Na primeira etapa da revalidação, o estudante precisa pagar para que o consulado brasileiro no país autentique o seu diploma. Mas desde o ano passado, é preciso também levar o diploma a um cartório local, que verificará sua autenticidade. “Isso é uma redundância, que não era necessária”, explica o Michael Freitas Mohallem, doutorando em direito público na University College of London.

“Essa primeira etapa é uma etapa burocrática, que seria evitada se o Brasil fosse signatário da Convenção de Haia. Mas até aí, o estudante ainda nem começou a entrar na discussão acadêmica.”

Já no Brasil, o estudante pode procurar tanto uma universidade pública quanto uma privada para o processo de revalidação. O critério de escolha deve ser encontrar um curso de pós-graduação que tenha disciplinas, carga horária ou linhas de pesquisa equivalentes ao curso europeu.

No entanto, cada universidade tem suas regras, seus critérios de avaliação e seu preço. O custo do processo de revalidação – sem contar com a tradução dos documentos exigidos pela instituição – varia entre cerca de R$ 200 e R$ 2 mil reais. E isso ainda não garante o reconhecimento do diploma.

“O que poucos estudantes sabem é que quando não obtém a revalidação, eles podem levar o caso para o Ministério da Educação, que tem uma visão mais favorável ao processo”, explica Mohallem.

O engenheiro gaúcho Diego Boesel foi bolsista do programa de pós-graduação europeu Erasmus Mundus e cursou, em 2009, um mestrado em automação espacial e robótica em universidades na Alemanha, Suécia e Finlândia. Seu diploma, no entanto, só foi revalidado em agosto de 2012, após despesas de R$ 5 mil.

“O que me complicou foi que eu só comecei a me preocupar em saber os documentos necessários depois de ter retornado para o Brasil. Aí a primeira coisa que aparece, para quase todas as universidades, é ter o diploma, histórico ou outro documento autenticados pela embaixada do Brasil no país”, disse à BBC Brasil.

“Eu não podia ir para a Europa e não queria enviar isso pelo correio para que alguém fizesse para mim, para não arriscar perder meus documentos.

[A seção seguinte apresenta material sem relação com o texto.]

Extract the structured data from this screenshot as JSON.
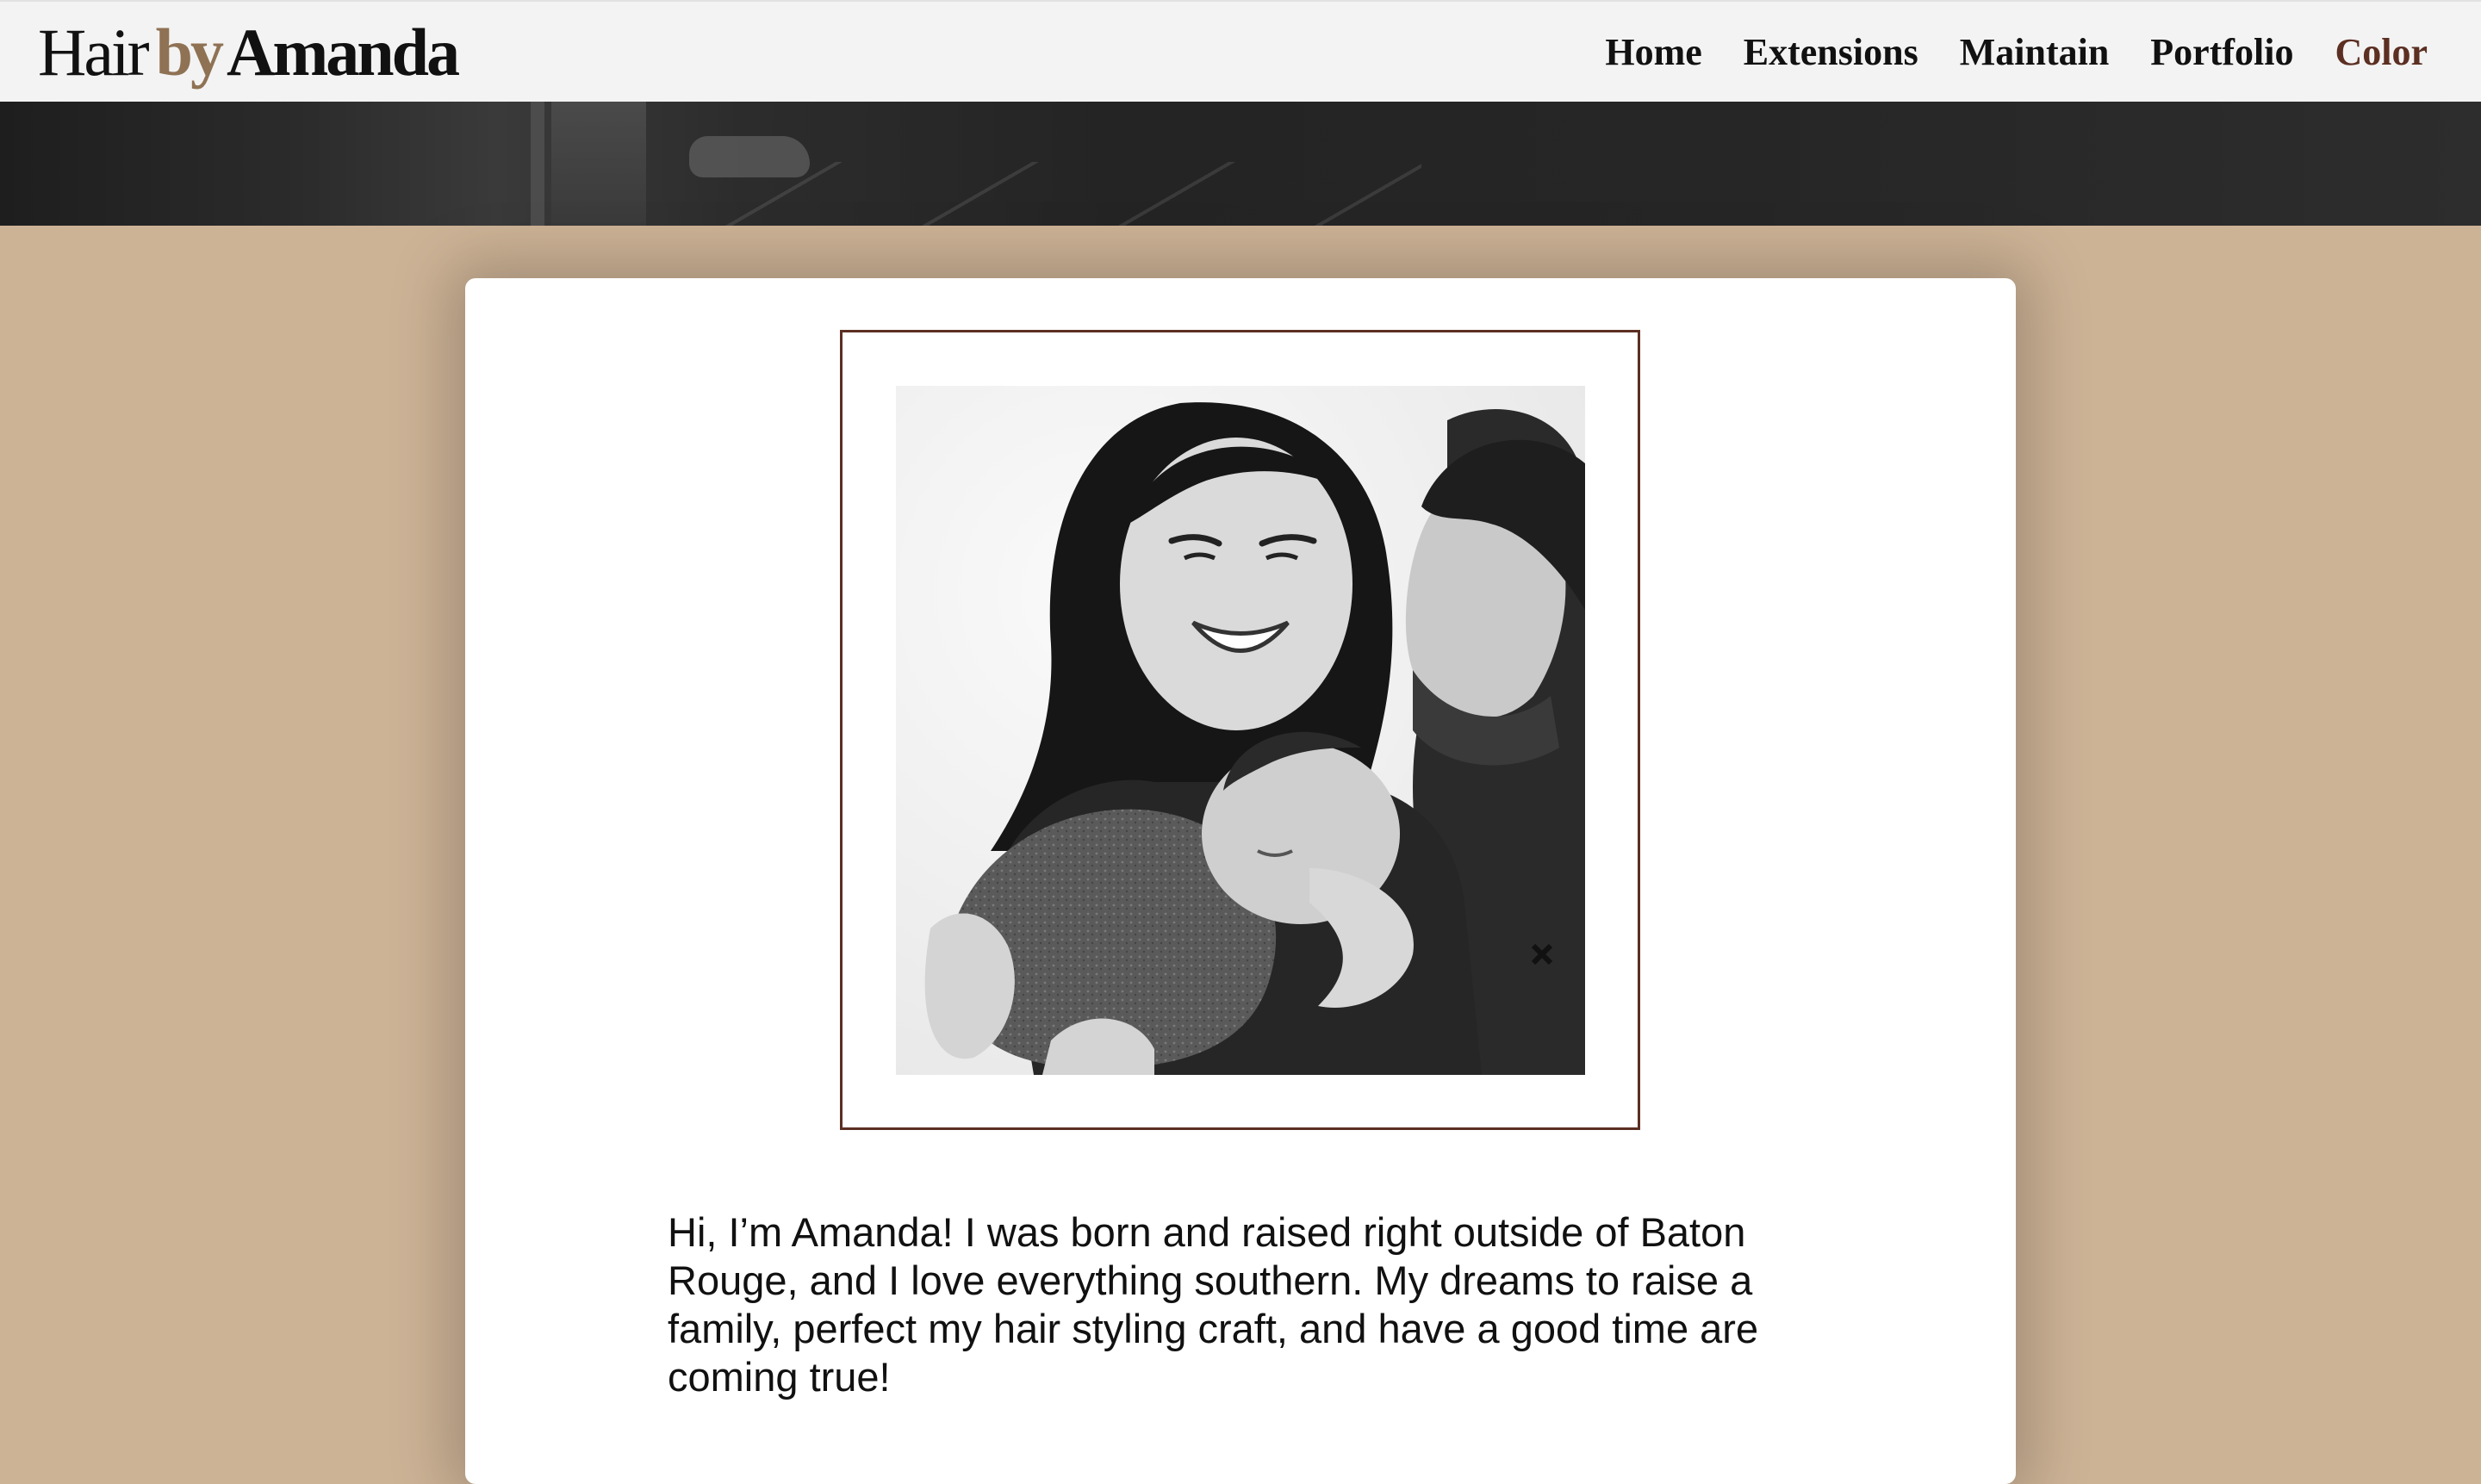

Então deixei isso parado até que voltei à Europa pra trabalhar e resolvi fazê-lo.”

Boesel também teve mais um contratempo, depois de reunir os documentos exigidos pela Universidade Federal de Santa Catarina (UFSC), onde fez o curso de graduação, descobriu que a instituição tinha deixado de fazer revalidações de diplomas estrangeiros. “Eu fui buscar outra universidade e acabei tendo que juntar mais documentos ainda, porque cada uma delas requer documentos diferentes. Me pediram coisas que eu nem imaginava, como um comprovante de que o curso era presencial.”

O engenheiro, que hoje trabalha em uma empresa de suíça de microtecnologia, calcula que levou cerca de um ano para coletar todos os papeis e traduções. Ele também levou algum tempo para encontrar um curso equivalente ao seu nas instituições brasileiras.

“Vale a pena ver primeiro quais são os requisitos de cada universidade onde se poderia fazer a revalidação e tentar ir juntando os documentos à medida em que estiver fazendo o mestrado”, aconselha. “Mas é muito importante que isso seja feito antes de voltar para o Brasil, porque alguns documentos levam tempo para que a universidade consiga emitir.”

De acordo com Michael Mohallem, a exigência de semelhança entre os cursos de fora e os brasileiros é uma das maiores contradições do processo. “O governo financia a ida do estudante como bolsista para estudar fora, por exemplo, e depois não reconhece o diploma que ele mesmo havia considerado válido na candidatura das bolsas. Isso diminuiu, mas ainda existe. Especialmente quando o estudante vai fazer cursos interdisciplinares que são novos e é difícil encontrar equivalentes no país.”

Ele diz que o ideal é consultar sobre os cursos brasileiros equivalentes ao desejado antes mesmo da candidatura no mestrado europeu. “É um passo que quase ninguém dá, mas começa a ser uma vantagem.”